There exist some cannons which should be considered, by a banker while making secured advances for his safe position are stated below:

  1. The validity of the title of the owner:

When a customer applies for a loan against some security, the banker must ascertain the validity of the title of the borrower. If he gets a defective title, he cannot enforce his against the debtor. The banker must also get the title transferred to him by executing appropriate documents.

  1. Liquidity:

The main feature of secured loan is reliance on security and not on the creditworthiness and financial standing of the borrower. So a banker must consider whether the security offered is easily marketable without loss. He should reefer only liquid assets such as manufactured goods, raw materials.

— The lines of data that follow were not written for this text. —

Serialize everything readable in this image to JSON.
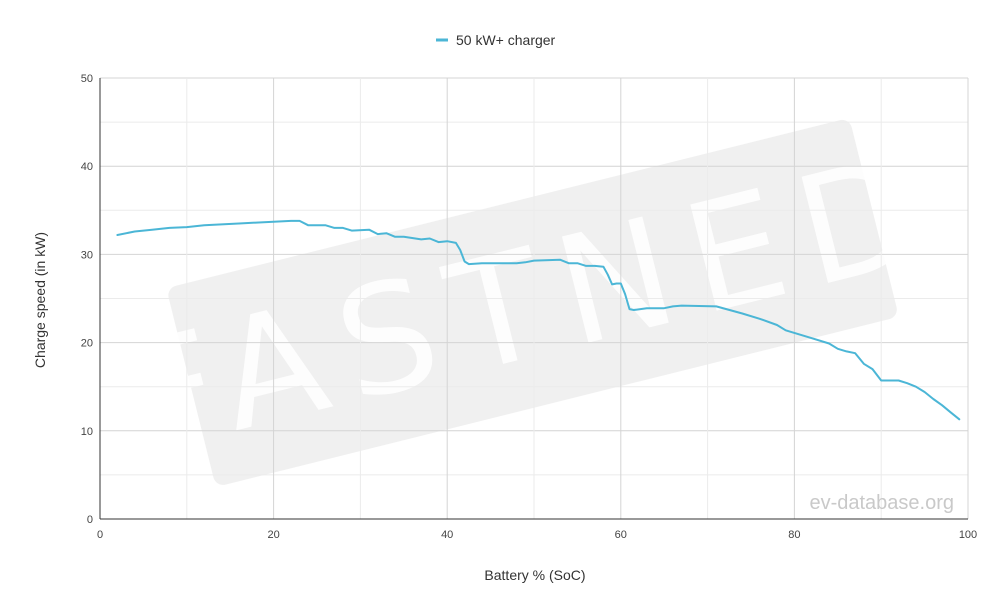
{
  "chart_data": {
    "type": "line",
    "xlabel": "Battery % (SoC)",
    "ylabel": "Charge speed (in kW)",
    "xlim": [
      0,
      100
    ],
    "ylim": [
      0,
      50
    ],
    "x_ticks": [
      0,
      20,
      40,
      60,
      80,
      100
    ],
    "y_ticks": [
      0,
      10,
      20,
      30,
      40,
      50
    ],
    "grid": true,
    "legend_position": "top-center",
    "series": [
      {
        "name": "50 kW+ charger",
        "color": "#4bb6d6",
        "points": [
          [
            2,
            32.2
          ],
          [
            4,
            32.6
          ],
          [
            6,
            32.8
          ],
          [
            8,
            33.0
          ],
          [
            10,
            33.1
          ],
          [
            12,
            33.3
          ],
          [
            14,
            33.4
          ],
          [
            16,
            33.5
          ],
          [
            18,
            33.6
          ],
          [
            20,
            33.7
          ],
          [
            22,
            33.8
          ],
          [
            23,
            33.8
          ],
          [
            24,
            33.3
          ],
          [
            26,
            33.3
          ],
          [
            27,
            33.0
          ],
          [
            28,
            33.0
          ],
          [
            29,
            32.7
          ],
          [
            31,
            32.8
          ],
          [
            32,
            32.3
          ],
          [
            33,
            32.4
          ],
          [
            34,
            32.0
          ],
          [
            35,
            32.0
          ],
          [
            37,
            31.7
          ],
          [
            38,
            31.8
          ],
          [
            39,
            31.4
          ],
          [
            40,
            31.5
          ],
          [
            41,
            31.3
          ],
          [
            41.5,
            30.5
          ],
          [
            42,
            29.2
          ],
          [
            42.5,
            28.9
          ],
          [
            44,
            29.0
          ],
          [
            46,
            29.0
          ],
          [
            48,
            29.0
          ],
          [
            49,
            29.1
          ],
          [
            50,
            29.3
          ],
          [
            53,
            29.4
          ],
          [
            54,
            29.0
          ],
          [
            55,
            29.0
          ],
          [
            56,
            28.7
          ],
          [
            57,
            28.7
          ],
          [
            58,
            28.6
          ],
          [
            58.5,
            27.7
          ],
          [
            59,
            26.6
          ],
          [
            59.5,
            26.7
          ],
          [
            60,
            26.7
          ],
          [
            60.5,
            25.5
          ],
          [
            61,
            23.8
          ],
          [
            61.5,
            23.7
          ],
          [
            63,
            23.9
          ],
          [
            65,
            23.9
          ],
          [
            66,
            24.1
          ],
          [
            67,
            24.2
          ],
          [
            71,
            24.1
          ],
          [
            74,
            23.3
          ],
          [
            76,
            22.7
          ],
          [
            78,
            22.0
          ],
          [
            79,
            21.4
          ],
          [
            80,
            21.1
          ],
          [
            82,
            20.5
          ],
          [
            84,
            19.9
          ],
          [
            85,
            19.3
          ],
          [
            86,
            19.0
          ],
          [
            87,
            18.8
          ],
          [
            88,
            17.6
          ],
          [
            89,
            17.0
          ],
          [
            90,
            15.7
          ],
          [
            91,
            15.7
          ],
          [
            92,
            15.7
          ],
          [
            93,
            15.4
          ],
          [
            94,
            15.0
          ],
          [
            95,
            14.4
          ],
          [
            96,
            13.6
          ],
          [
            97,
            12.9
          ],
          [
            98,
            12.1
          ],
          [
            99,
            11.3
          ]
        ]
      }
    ]
  },
  "watermark": {
    "fastned_text": "FASTNED",
    "site_text": "ev-database.org"
  }
}
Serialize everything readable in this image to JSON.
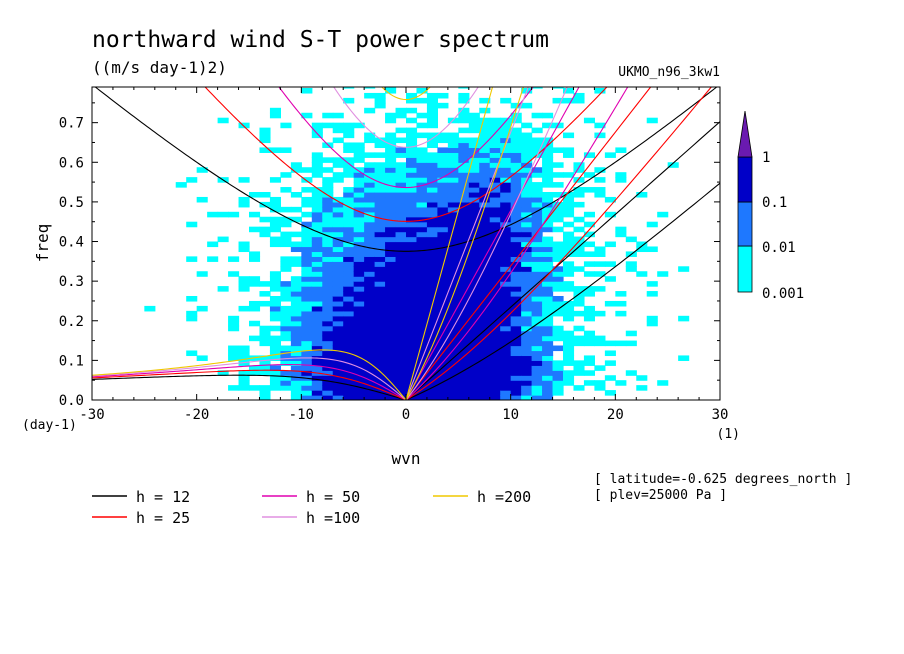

  1. Free from disabilities:

A banker should disqualify securities crippled with certain disabilities; like party paid up shares, life insurance policy without surrender value and so on. He should see before accepting that the security is free from such disabilities.

  1. Documentation:

Documentation is a salient feature of sound lending. The terms and condition under which the loan is sanctioned and the security accepted are put down in writing and signed by the borrower. Obtaining such agreement is called documentation. Such agreement specifics the rights and liabilities of the banker and the customer. So there is no room for misunderstanding of the terms between both the parties.

  1. Margin:

A margin is a provision for safety maintained by the banker while advancing against securities. • A banker does not lend the full value of the security offered by the borrower. He retains a margin over it

  1. Realization of advance:

If the borrower fails to repay the debt within the time specified, the banker after serving reasonable notice can sell the securities and recover his duties. If the banker is unable to recover the full amount from the sale proceeds, he can file a suit against the borrower for the recovery of the balance within the 3 years from the date of sanction of the advance.

At last, we can say that for the security of banker’s position while making secured advances these above are considered as cannons of good banking security.